Baku

Baku ist die Hauptstadt von Aserbaidschan und mit 1116 Tsd. Einwohnern die mit Abstand größte Stadt des Landes. Baku liegt an der westlichen Küste des Kaspischen Meeres, in unmittelbarer Nähe der Ölvorkommen, denen sie auch ihren Reichtum verdankt.

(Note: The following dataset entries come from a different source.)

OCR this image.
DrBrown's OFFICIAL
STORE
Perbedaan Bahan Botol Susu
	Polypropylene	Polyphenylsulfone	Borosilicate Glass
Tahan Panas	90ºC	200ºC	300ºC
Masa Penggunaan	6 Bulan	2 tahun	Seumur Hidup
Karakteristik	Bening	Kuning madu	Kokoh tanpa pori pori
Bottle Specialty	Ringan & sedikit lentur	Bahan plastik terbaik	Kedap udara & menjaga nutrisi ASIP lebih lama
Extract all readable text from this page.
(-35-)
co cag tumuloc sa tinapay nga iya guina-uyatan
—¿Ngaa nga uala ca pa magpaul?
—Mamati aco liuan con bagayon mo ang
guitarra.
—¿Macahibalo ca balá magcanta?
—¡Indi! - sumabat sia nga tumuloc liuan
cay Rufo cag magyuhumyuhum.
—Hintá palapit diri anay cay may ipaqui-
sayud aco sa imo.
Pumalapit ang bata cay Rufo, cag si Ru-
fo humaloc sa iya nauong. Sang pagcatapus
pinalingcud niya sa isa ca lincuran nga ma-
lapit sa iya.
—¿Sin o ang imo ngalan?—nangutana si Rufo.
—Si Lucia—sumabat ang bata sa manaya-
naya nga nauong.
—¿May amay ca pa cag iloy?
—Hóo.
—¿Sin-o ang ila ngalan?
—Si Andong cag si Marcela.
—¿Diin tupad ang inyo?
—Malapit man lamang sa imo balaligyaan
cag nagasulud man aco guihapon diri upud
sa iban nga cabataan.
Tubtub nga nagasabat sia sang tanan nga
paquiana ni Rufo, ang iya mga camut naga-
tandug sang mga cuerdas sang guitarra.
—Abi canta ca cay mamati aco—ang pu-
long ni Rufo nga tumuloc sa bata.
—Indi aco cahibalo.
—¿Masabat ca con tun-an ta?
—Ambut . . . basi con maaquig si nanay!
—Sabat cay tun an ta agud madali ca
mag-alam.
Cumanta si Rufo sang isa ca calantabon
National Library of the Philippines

Im Mittelalter war Baku ein bedeutendes Zentrum der persischen Kultur mit zahlreichen architektonischen Meisterwerken, wie z.B. der Jungfrauenturm, der als Wahrzeichen der Stadt gilt.
 
Ihre erste Blütezeit erlebte Baku im 15. Jahrhundert, als die Schirwan-Schahs ihre Hauptstadt von Shamakhi nach Baku verlegten, wovon heute noch eine großartige Palastanlage und die Djuma-Moschee zeugen. Der Stadtkern wird von Festungsmauern eingeschlossen und gehört zum Weltkulturerbe der UNESCO.
 
Dank der enormen Einkünfte aus den Ölvorkommen konnte sich die Stadt Ende des 19. Jahrhunderts rasch entwickeln. Die mittelalterliche Altstadt wurde in dieser Zeit mit neugotischen und Jugendstilpalästen umgeben, die auch heute noch ein herausragendes städtebauliches Ansehen aufweisen.

Als Aserbaidschan Teil der Sowjetunion wurde, wurde die Stadt bedeutend erweitert. Allerdings mit eher pragmatisch angelegten Wohnsiedlungen, die vor allem Wohnraum bieten sollten und architektonisch wenig ansprechend sind.